Geerlings M I, Ruitenberg A, Witteman J C, van Swieten J C, Hofman A, van Duijn C M, Breteler M M, Launer L J
Department of Epidemiology and Biostatistics, Erasmus University Medical Center, PO Box 1738, 3000 DR Rotterdam, the Netherlands.
JAMA. 2001 Mar 21;285(11):1475-81. doi: 10.1001/jama.285.11.1475.
Exogenous estrogen use may lower risk of dementia in postmenopausal women. A relationship between long-term exposure to endogenous estrogens and incident dementia has been hypothesized but not studied.
To determine whether a longer reproductive period, as an indicator of longer exposure to endogenous estrogens, is associated with lower risk of dementia and Alzheimer disease (AD) in women who have natural menopause.
The Rotterdam Study, a population-based prospective cohort study conducted in the Netherlands.
A total of 3601 women aged 55 years or older who did not have dementia at baseline (1990-1993) and had information on age at menarche, age at menopause, and type of menopause. Participants were reexamined in 1993-1994 and 1997-1999 and were continuously monitored for development of dementia.
Incidence of dementia, based on Diagnostic and Statistical Manual of Mental Disorders, Revised Third Edition criteria, and AD, based on National Institute of Neurological Disorders and Stroke/Alzheimer's Disease and Related Disorders Association criteria, compared by quartiles of reproductive period among women with natural menopause.
During 21 046 person-years of follow-up (median follow-up, 6.3 years), 199 women developed dementia, including 159 who developed AD. After adjusting for age, dementia was not clearly associated with length of reproductive period. However, after adjusting for multiple covariates, women with natural menopause and more reproductive years had an increased risk of dementia (adjusted rate ratio [RR] for women with >39 reproductive years [highest quartile] compared with <34 reproductive years [lowest quartile], 1.78; 95% confidence interval [CI], 1.12-2.84). The adjusted RR per year of increase was 1.04 (95% CI, 1.01-1.08). For risk of AD, the adjusted RRs were 1.51 (95% CI, 0.91-2.50) and 1.03 (95% CI, 1.00-1.07), respectively. Risk of dementia associated with a longer reproductive period was most pronounced in APOE epsilon4 carriers (adjusted RR for >39 reproductive years compared with <34 reproductive years, 4.20 [95% CI, 1.97-8.92] for dementia and 3.42 [95% CI, 1.51-7.75] for AD), whereas in noncarriers, no clear association with dementia or AD was observed.

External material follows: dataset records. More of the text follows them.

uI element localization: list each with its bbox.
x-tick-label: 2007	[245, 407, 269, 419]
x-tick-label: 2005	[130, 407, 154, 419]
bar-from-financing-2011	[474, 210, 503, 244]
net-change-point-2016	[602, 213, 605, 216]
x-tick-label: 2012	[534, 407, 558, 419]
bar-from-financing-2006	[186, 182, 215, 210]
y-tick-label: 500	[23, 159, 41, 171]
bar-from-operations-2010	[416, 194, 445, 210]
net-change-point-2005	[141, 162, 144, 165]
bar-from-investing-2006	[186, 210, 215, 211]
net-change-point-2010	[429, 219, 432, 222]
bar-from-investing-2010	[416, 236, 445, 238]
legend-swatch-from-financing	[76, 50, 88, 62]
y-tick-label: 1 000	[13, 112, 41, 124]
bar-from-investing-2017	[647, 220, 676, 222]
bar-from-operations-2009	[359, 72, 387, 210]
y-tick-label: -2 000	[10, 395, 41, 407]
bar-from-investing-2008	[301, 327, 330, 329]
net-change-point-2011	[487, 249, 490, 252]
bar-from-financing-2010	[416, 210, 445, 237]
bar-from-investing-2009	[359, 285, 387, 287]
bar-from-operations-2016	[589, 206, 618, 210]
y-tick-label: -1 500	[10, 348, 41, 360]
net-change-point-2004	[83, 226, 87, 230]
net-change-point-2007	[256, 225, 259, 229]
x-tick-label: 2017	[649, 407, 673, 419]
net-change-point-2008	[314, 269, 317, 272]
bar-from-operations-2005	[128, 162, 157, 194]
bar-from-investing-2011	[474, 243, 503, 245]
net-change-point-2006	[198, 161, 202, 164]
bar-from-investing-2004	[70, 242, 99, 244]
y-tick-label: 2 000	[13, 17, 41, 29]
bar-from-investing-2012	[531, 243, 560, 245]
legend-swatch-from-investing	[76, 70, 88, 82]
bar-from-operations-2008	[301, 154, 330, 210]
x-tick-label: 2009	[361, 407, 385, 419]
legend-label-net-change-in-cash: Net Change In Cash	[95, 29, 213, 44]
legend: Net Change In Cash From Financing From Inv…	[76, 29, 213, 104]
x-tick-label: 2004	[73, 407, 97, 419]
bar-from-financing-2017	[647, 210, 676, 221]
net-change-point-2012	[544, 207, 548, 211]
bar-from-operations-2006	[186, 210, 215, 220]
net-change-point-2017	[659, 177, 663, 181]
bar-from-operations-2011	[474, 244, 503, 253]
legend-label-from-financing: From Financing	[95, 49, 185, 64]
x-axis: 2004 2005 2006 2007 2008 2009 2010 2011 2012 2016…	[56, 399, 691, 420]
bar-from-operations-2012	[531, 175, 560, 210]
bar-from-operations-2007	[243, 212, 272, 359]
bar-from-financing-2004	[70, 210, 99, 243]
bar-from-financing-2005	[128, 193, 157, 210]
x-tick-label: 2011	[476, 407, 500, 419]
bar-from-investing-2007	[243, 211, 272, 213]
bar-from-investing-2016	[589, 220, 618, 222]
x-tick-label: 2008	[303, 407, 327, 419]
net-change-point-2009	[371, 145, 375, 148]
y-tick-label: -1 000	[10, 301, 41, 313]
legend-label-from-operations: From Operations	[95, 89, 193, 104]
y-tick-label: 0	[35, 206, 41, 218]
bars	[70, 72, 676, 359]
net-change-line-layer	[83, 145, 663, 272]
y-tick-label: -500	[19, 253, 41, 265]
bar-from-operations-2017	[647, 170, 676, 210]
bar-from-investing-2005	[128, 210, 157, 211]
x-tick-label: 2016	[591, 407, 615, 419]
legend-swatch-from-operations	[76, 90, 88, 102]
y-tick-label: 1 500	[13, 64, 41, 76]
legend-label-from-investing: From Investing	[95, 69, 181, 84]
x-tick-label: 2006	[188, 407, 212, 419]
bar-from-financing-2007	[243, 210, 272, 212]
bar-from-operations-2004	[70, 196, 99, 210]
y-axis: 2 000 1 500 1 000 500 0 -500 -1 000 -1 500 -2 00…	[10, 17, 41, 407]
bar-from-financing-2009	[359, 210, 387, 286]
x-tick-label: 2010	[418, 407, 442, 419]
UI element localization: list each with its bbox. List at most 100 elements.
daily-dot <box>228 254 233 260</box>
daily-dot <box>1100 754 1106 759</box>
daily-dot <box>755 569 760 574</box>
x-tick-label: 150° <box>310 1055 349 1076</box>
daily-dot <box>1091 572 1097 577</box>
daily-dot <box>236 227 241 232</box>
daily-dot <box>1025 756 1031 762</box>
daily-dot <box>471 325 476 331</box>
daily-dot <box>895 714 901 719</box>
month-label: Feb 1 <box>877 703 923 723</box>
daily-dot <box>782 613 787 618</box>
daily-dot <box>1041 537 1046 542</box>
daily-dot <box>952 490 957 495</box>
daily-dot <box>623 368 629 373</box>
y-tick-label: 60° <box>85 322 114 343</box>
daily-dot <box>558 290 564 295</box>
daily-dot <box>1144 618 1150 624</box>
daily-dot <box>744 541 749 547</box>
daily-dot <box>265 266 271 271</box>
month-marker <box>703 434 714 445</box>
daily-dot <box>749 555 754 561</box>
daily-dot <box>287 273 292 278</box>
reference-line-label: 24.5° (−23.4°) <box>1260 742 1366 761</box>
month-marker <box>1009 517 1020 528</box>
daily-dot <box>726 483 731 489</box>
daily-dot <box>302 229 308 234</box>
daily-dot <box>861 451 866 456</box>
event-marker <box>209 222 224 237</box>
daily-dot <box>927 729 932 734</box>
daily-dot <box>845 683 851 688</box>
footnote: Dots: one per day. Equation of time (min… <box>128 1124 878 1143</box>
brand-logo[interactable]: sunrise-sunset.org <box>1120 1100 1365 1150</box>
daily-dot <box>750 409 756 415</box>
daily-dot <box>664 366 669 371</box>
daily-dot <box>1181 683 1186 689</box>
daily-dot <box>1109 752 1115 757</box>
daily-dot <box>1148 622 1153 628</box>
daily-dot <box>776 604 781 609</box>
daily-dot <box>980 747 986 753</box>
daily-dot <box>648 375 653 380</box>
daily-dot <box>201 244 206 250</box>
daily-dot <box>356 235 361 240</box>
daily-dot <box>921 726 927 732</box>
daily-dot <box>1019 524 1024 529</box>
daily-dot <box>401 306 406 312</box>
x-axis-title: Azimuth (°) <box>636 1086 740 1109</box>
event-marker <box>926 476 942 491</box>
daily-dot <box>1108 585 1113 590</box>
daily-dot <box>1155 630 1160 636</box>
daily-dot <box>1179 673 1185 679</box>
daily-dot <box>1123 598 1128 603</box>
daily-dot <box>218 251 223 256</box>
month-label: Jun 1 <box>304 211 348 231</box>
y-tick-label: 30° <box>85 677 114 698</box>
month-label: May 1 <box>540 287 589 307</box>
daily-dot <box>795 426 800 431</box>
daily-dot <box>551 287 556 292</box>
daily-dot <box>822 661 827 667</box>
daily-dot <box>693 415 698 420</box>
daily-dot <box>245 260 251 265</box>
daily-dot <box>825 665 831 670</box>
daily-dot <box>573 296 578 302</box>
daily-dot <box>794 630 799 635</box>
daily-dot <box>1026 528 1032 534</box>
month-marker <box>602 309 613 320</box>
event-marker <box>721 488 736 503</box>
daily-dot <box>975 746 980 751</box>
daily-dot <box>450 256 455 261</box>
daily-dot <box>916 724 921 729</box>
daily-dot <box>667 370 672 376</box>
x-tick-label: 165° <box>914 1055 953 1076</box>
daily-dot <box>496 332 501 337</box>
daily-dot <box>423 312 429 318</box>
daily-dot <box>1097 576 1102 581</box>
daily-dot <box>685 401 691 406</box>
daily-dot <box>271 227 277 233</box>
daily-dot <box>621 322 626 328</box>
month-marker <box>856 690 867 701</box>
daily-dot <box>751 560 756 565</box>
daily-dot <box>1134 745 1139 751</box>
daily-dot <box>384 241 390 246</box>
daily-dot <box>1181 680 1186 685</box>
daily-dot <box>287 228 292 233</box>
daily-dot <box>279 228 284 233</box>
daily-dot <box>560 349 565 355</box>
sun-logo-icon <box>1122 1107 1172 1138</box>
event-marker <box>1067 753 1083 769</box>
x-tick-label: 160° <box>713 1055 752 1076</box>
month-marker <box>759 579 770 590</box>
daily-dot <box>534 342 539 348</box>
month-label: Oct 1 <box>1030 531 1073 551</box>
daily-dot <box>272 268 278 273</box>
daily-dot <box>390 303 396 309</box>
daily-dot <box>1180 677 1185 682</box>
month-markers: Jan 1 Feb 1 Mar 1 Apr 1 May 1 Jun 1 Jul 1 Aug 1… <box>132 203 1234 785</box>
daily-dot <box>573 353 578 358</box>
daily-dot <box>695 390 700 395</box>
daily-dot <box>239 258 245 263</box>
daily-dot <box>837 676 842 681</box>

Our findings do not support the hypothesis that a longer reproductive period reduces risk of dementia in women who have natural menopause.
外源性雌激素的使用可能会降低绝经后女性患痴呆症的风险。长期暴露于内源性雌激素与痴呆症发病之间的关系已被提出,但尚未得到研究。
确定较长的生育期(作为长期暴露于内源性雌激素的指标)是否与自然绝经女性患痴呆症和阿尔茨海默病(AD)的风险较低相关。
鹿特丹研究,一项在荷兰进行的基于人群的前瞻性队列研究。
共有3601名55岁及以上的女性,她们在基线时(1990 - 1993年)没有痴呆症,并且有初潮年龄、绝经年龄和绝经类型的信息。参与者在1993 - 1994年和1997 - 1999年接受了重新检查,并持续监测痴呆症的发展情况。
根据《精神疾病诊断与统计手册》第三版修订标准确定的痴呆症发病率,以及根据美国国立神经疾病和中风研究所/阿尔茨海默病及相关疾病协会标准确定的AD发病率,在自然绝经女性中按生育期四分位数进行比较。
在21046人年的随访期间(中位随访时间为6.3年),199名女性患了痴呆症,其中159名患了AD。在调整年龄后,痴呆症与生育期长度没有明显关联。然而,在调整多个协变量后,自然绝经且生育年限较多的女性患痴呆症的风险增加(生育年限>39年[最高四分位数]的女性与生育年限<34年[最低四分位数]的女性相比,调整后的率比[RR]为1.78;95%置信区间[CI]为1.12 - 2.84)。每年增加的调整后RR为1.04(95%CI为1.01 - 1.08)。对于AD风险,调整后的RR分别为1.51(95%CI为0.91 - 2.50)和1.03(95%CI为1.00 - 1.07)。生育期较长与痴呆症相关的风险在APOE ε4携带者中最为明显(生育年限>39年与生育年限<34年相比,痴呆症的调整后RR为4.20[95%CI为1.97 - 8.92],AD为3.42[95%CI为1.51 - 7.75]),而在非携带者中,未观察到与痴呆症或AD有明显关联。
我们的研究结果不支持较长的生育期会降低自然绝经女性患痴呆症风险这一假设。